A Sinous Violin

The aim of this short notebook is to show how to use NumPy and SciPy to play with spectral audio signal analysis (and synthesis).

Lots of prior knowledge is assumed, and here no signal theory (nor its mathematical details) will be discussed. The reader interested a more formal discussion is invited to read, for example: "Spectral Audio Signal Processing" by Julius O. Smith III that is a precise and deep, yet manageable, introduction to the topic.

For the reader less inclined in formal details (heaven forbid that the others will read the following sentence) suffices it to say that any (periodic) signal can be obtained as a superposition of sine waves (with suitable frequencies and amplitures).
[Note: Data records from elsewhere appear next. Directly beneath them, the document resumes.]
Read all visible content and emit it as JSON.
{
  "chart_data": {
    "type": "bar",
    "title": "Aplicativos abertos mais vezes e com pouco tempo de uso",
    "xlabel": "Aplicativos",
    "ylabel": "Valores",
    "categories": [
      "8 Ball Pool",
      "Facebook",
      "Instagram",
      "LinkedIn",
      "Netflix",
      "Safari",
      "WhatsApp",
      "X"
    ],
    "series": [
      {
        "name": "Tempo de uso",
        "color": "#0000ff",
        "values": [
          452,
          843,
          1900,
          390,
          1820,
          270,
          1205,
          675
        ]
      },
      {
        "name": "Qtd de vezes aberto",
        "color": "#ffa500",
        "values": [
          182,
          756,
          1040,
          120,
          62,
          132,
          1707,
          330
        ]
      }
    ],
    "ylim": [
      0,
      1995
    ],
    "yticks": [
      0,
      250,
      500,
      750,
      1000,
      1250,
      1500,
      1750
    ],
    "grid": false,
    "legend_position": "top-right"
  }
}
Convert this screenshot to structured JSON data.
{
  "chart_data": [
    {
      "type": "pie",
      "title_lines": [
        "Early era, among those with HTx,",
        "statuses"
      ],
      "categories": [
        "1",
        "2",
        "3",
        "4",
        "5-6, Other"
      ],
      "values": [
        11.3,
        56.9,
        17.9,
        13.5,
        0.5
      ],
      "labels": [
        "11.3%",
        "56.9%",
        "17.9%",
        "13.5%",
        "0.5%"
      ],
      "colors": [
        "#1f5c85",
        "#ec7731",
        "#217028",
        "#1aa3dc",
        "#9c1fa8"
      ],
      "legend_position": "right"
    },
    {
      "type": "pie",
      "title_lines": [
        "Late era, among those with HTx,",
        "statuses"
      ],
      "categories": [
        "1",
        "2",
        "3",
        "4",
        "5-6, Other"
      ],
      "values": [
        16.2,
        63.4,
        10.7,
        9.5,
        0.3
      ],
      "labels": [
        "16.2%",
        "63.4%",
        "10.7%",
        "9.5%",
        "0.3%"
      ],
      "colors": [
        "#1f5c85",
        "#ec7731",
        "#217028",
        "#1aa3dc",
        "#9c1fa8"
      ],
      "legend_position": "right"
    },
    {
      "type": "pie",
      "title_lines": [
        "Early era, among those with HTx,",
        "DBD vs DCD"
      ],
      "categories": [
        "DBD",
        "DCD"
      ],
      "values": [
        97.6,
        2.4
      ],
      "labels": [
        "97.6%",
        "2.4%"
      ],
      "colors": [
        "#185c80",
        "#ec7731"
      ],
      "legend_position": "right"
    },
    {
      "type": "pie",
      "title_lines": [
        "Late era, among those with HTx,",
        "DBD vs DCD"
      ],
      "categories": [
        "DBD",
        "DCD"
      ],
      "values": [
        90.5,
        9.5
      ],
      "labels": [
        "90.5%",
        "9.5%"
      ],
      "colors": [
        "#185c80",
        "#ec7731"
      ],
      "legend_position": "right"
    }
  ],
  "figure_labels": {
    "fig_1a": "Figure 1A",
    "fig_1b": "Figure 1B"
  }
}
The roadmap of what we'll be doing is:

  • take a real signal (a violin and a flute sample),
  • perform a spectral analysis,
  • determine some of the frequencies having the strongest amplitudes in such spectrum,
  • "reconstruct" a signal using just a few sine waves,
  • play the orignal, and reconstructed signal.

As you'll see, beside what theory guarantees, this actually works and very few waves are enough to approximate the timbre of a musical instrument.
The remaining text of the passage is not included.